Das Drama, das die Schauspielerin Sandra Bullock derzeit durchlebt, ist das Drama der modernen Frau: Sie kämpft. Sie rackert. Sie müht sich ab, im Job, als Frau, als Mutter alles zu geben - um zu lernen, zu wachsen, sich jeder Herausforderung zu stellen.

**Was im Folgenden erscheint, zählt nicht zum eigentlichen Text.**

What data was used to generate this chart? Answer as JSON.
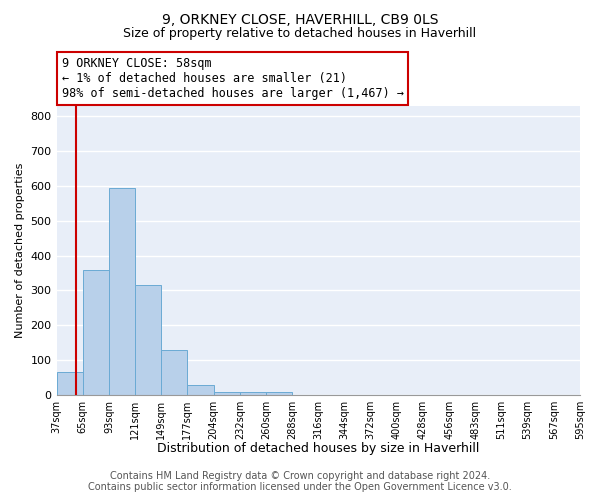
{
  "title1": "9, ORKNEY CLOSE, HAVERHILL, CB9 0LS",
  "title2": "Size of property relative to detached houses in Haverhill",
  "xlabel": "Distribution of detached houses by size in Haverhill",
  "ylabel": "Number of detached properties",
  "footer1": "Contains HM Land Registry data © Crown copyright and database right 2024.",
  "footer2": "Contains public sector information licensed under the Open Government Licence v3.0.",
  "annotation_line1": "9 ORKNEY CLOSE: 58sqm",
  "annotation_line2": "← 1% of detached houses are smaller (21)",
  "annotation_line3": "98% of semi-detached houses are larger (1,467) →",
  "bar_values": [
    65,
    358,
    595,
    315,
    128,
    30,
    10,
    10,
    10,
    0,
    0,
    0,
    0,
    0,
    0,
    0,
    0,
    0,
    0,
    0
  ],
  "bin_labels": [
    "37sqm",
    "65sqm",
    "93sqm",
    "121sqm",
    "149sqm",
    "177sqm",
    "204sqm",
    "232sqm",
    "260sqm",
    "288sqm",
    "316sqm",
    "344sqm",
    "372sqm",
    "400sqm",
    "428sqm",
    "456sqm",
    "483sqm",
    "511sqm",
    "539sqm",
    "567sqm",
    "595sqm"
  ],
  "bar_color": "#b8d0ea",
  "bar_edgecolor": "#6aaad4",
  "property_line_x": 0.75,
  "property_line_color": "#cc0000",
  "ylim": [
    0,
    830
  ],
  "yticks": [
    0,
    100,
    200,
    300,
    400,
    500,
    600,
    700,
    800
  ],
  "background_color": "#e8eef8",
  "grid_color": "#ffffff",
  "annotation_box_color": "#ffffff",
  "annotation_box_edgecolor": "#cc0000",
  "title1_fontsize": 10,
  "title2_fontsize": 9,
  "xlabel_fontsize": 9,
  "ylabel_fontsize": 8,
  "tick_fontsize": 8,
  "xtick_fontsize": 7,
  "footer_fontsize": 7,
  "annotation_fontsize": 8.5
}
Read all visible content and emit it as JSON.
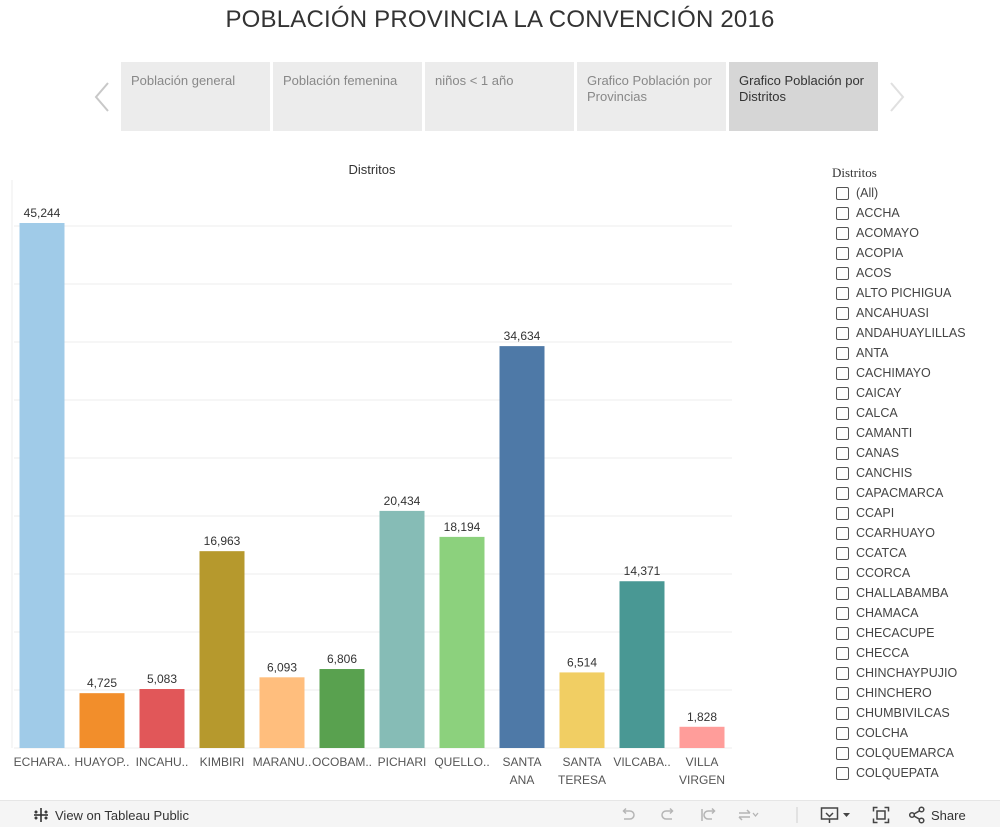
{
  "title": "POBLACIÓN PROVINCIA LA CONVENCIÓN 2016",
  "colors": {
    "tab_bg": "#ececec",
    "tab_active_bg": "#d6d6d6",
    "grid": "#ececec"
  },
  "story_tabs": [
    {
      "label": "Población general",
      "active": false
    },
    {
      "label": "Población femenina",
      "active": false
    },
    {
      "label": "niños < 1 año",
      "active": false
    },
    {
      "label": "Grafico Población por Provincias",
      "active": false
    },
    {
      "label": "Grafico Población por Distritos",
      "active": true
    }
  ],
  "chart_data": {
    "type": "bar",
    "title": "Distritos",
    "xlabel": "",
    "ylabel": "",
    "ylim": [
      0,
      45244
    ],
    "grid": true,
    "data_labels": true,
    "categories": [
      "ECHARA..",
      "HUAYOP..",
      "INCAHU..",
      "KIMBIRI",
      "MARANU..",
      "OCOBAM..",
      "PICHARI",
      "QUELLO..",
      "SANTA ANA",
      "SANTA TERESA",
      "VILCABA..",
      "VILLA VIRGEN"
    ],
    "values": [
      45244,
      4725,
      5083,
      16963,
      6093,
      6806,
      20434,
      18194,
      34634,
      6514,
      14371,
      1828
    ],
    "value_labels": [
      "45,244",
      "4,725",
      "5,083",
      "16,963",
      "6,093",
      "6,806",
      "20,434",
      "18,194",
      "34,634",
      "6,514",
      "14,371",
      "1,828"
    ],
    "colors": [
      "#a0cbe8",
      "#f28e2b",
      "#e15759",
      "#b6992d",
      "#ffbe7d",
      "#59a14f",
      "#86bcb6",
      "#8cd17d",
      "#4e79a7",
      "#f1ce63",
      "#499894",
      "#ff9d9a"
    ]
  },
  "legend": {
    "title": "Distritos",
    "items": [
      "(All)",
      "ACCHA",
      "ACOMAYO",
      "ACOPIA",
      "ACOS",
      "ALTO PICHIGUA",
      "ANCAHUASI",
      "ANDAHUAYLILLAS",
      "ANTA",
      "CACHIMAYO",
      "CAICAY",
      "CALCA",
      "CAMANTI",
      "CANAS",
      "CANCHIS",
      "CAPACMARCA",
      "CCAPI",
      "CCARHUAYO",
      "CCATCA",
      "CCORCA",
      "CHALLABAMBA",
      "CHAMACA",
      "CHECACUPE",
      "CHECCA",
      "CHINCHAYPUJIO",
      "CHINCHERO",
      "CHUMBIVILCAS",
      "COLCHA",
      "COLQUEMARCA",
      "COLQUEPATA"
    ]
  },
  "footer": {
    "view_label": "View on Tableau Public",
    "share_label": "Share"
  }
}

Zum Beispiel dieser Rolle in dem Film The Blind Side - Die große Chance, für die sie jetzt ihren Oscar gewonnen hat. Da spielt sie eine konservative, christliche und schon leicht verblasste Südstaatenschönheit, die als Mutter und Ehefrau im Luxus lebt und eine neue Aufgabe sucht. Sie findet Big Mike, einen haltlosen, zentnerschweren schwarzen Schüler ohne Familie und Perspektive, adoptiert ihn und macht, allen Zweiflern zum Trotz, einen Football-Star aus ihm. Erzählt nach einer wahren Geschichte. Dafür darf man dann schon mal tränenerstickt eine Goldstatuette in die Höhe recken. Das ist aber noch nicht das Drama. Das Drama ist, dass diese aufgeräumte, stets wie aus dem Ei gepellte, lustig- unprätentiöse Pferdestehlerin, die ganz allein dafür sorgt, dass das altmodische Adjektiv »patent« nicht ausstirbt, auf dem Weg zum Gold die ganze Zeit übel betrogen wurde. Der Bösewicht in ihrem echten Leben ist ihr Ehemann.

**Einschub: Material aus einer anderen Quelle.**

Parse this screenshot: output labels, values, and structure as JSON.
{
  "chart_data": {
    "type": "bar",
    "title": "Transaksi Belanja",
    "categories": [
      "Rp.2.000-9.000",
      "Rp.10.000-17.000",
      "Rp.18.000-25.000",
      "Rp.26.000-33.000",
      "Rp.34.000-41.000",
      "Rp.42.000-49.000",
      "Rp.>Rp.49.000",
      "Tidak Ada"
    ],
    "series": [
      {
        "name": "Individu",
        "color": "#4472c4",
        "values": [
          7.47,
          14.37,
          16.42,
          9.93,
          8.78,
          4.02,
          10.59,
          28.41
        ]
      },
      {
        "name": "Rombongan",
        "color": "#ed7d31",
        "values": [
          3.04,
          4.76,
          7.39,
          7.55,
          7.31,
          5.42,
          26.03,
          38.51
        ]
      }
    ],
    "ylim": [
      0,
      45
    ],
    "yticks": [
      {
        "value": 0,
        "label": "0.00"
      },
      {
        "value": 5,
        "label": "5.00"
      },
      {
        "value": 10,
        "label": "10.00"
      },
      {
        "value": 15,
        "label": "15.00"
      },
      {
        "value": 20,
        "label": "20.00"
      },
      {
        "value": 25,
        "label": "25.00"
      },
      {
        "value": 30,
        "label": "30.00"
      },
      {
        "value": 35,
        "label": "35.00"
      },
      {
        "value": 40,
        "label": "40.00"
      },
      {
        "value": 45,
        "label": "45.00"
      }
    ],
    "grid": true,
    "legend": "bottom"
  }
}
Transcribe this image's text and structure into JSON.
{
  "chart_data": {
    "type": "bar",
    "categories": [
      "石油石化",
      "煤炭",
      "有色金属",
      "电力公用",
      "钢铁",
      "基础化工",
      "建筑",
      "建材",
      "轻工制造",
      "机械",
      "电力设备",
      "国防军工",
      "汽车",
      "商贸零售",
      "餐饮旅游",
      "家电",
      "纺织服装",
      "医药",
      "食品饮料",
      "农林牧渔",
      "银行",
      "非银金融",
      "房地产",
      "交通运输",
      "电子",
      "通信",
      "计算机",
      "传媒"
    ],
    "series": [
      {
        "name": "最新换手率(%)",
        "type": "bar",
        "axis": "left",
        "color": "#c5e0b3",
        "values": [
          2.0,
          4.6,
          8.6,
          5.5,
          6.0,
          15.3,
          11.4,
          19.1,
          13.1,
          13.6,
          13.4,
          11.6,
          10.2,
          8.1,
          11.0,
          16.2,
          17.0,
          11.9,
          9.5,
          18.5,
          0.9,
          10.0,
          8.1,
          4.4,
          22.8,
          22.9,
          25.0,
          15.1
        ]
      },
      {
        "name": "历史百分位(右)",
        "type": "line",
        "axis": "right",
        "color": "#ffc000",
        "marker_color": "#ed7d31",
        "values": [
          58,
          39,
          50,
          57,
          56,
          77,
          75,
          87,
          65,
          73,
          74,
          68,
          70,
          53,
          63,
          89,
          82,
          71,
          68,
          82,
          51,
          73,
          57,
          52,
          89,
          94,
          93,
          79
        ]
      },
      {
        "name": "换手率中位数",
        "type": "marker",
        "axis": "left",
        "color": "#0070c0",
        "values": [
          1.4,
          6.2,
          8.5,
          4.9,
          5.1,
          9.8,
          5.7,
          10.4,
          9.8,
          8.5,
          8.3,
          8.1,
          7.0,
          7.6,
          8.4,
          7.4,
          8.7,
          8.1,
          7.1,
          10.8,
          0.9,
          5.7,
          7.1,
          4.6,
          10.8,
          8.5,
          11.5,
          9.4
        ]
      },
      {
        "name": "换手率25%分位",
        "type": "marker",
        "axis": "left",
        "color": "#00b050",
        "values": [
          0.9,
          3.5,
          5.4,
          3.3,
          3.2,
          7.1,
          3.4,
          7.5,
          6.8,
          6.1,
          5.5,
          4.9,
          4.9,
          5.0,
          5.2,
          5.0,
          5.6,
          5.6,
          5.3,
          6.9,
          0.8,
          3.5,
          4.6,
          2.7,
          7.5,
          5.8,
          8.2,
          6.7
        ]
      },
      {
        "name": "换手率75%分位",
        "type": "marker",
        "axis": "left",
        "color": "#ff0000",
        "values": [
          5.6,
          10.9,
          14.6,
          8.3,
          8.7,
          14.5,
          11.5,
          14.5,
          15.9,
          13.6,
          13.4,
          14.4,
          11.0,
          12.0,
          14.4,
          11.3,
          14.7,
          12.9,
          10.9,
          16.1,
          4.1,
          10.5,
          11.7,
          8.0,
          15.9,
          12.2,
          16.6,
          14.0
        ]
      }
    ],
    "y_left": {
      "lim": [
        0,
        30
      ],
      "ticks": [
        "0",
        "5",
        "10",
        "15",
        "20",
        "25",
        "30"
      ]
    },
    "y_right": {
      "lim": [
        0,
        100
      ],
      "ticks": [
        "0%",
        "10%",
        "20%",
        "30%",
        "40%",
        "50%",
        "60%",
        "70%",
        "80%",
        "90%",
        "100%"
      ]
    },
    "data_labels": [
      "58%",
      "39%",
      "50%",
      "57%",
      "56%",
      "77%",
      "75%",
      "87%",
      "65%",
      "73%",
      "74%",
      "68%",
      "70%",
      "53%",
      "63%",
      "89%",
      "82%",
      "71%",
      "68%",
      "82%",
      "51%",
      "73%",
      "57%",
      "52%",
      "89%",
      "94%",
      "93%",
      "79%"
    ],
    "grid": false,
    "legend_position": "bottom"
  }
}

Er trägt den klassischen Outlaw-Namen Jesse James und ist als hartgesottener, großflächig tätowierter Biker und Besitzer der Motorrad-Werkstatt »West Coast Choppers« in den USA eine Art Reality-TV-Star geworden. Noch so eine Herausforderung: Bullock scheint schon lange auf einem Domestizierungs-Trip zu sein, bei dem sie gut aussehende, gern muskelbepackte, aber unstete und etwas trashige weiße Männer (Fachbegriff »Hunk«) mit ihrer unbezwingbaren Patentheit zu zähmen sucht.

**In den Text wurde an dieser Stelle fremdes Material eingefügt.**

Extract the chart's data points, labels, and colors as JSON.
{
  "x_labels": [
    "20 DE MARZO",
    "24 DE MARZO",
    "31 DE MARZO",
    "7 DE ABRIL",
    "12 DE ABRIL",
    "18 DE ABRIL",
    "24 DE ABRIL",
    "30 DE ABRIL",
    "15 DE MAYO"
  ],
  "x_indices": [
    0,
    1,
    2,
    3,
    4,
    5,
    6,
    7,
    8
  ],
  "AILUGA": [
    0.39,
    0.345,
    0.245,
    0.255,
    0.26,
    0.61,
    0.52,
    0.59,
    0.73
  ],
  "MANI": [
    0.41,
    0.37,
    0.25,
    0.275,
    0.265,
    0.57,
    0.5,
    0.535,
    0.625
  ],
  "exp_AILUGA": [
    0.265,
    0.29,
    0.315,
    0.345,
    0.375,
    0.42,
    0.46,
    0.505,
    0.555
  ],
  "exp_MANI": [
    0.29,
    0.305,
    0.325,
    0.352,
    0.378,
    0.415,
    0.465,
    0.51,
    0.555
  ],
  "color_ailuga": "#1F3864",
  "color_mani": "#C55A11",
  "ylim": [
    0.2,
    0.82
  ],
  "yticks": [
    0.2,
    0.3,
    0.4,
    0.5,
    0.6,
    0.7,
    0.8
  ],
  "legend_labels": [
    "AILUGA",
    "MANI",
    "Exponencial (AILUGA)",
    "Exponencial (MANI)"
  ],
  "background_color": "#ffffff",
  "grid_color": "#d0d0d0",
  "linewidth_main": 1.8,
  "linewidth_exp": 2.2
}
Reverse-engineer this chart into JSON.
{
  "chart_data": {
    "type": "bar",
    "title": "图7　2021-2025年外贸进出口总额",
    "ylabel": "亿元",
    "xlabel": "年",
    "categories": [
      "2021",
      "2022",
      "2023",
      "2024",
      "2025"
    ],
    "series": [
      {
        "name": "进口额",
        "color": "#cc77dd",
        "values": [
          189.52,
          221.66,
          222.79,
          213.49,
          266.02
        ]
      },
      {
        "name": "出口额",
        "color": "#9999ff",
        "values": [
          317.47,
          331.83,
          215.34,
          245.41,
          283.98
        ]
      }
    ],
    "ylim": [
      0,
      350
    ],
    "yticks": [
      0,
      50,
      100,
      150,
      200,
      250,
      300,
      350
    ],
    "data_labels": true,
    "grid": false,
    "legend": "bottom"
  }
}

Bei Jesse James schien das fünf Jahre lang, bis knapp nach den Oscars, auch gelungen zu sein - sogar für seine kleine Tochter hat sie das Sorgerecht gewonnen, und der Mutter, einem Pornostar, entrissen. Seither aber kommen Jesse James’ Affären ans Licht, eine nach der anderen, mit durchgeknallten, Nazi-affinen oder Cops prügelnden Porno-Tattoo-Bräuten. Richtig wilden Girls halt. Anti-Bullocks.
Wie konnte er nur!
Die Welt fühlt mit der gedemütigten Siegerin, und die moderne Frau fragt sich wieder einmal fassungslos, warum die bösen Männer im schönsten Moment alles kaputt machen müssen. Das ist allerdings absurd. Im männlichen Universum ist der Gedanke, dass Oscars, Nobelpreise, Wahlsiege - überhaupt jede Art von Größe - mit Opfern erkauft werden, eine Komplettbanalität. So ist es halt. Wird also Zeit, dass auch die moderne Frau diese Idee mal kapiert: Alles geht eben nicht. Jede Patentheit hat ihre Grenzen. Und jetzt bitte Schluss mit dem Gejammer.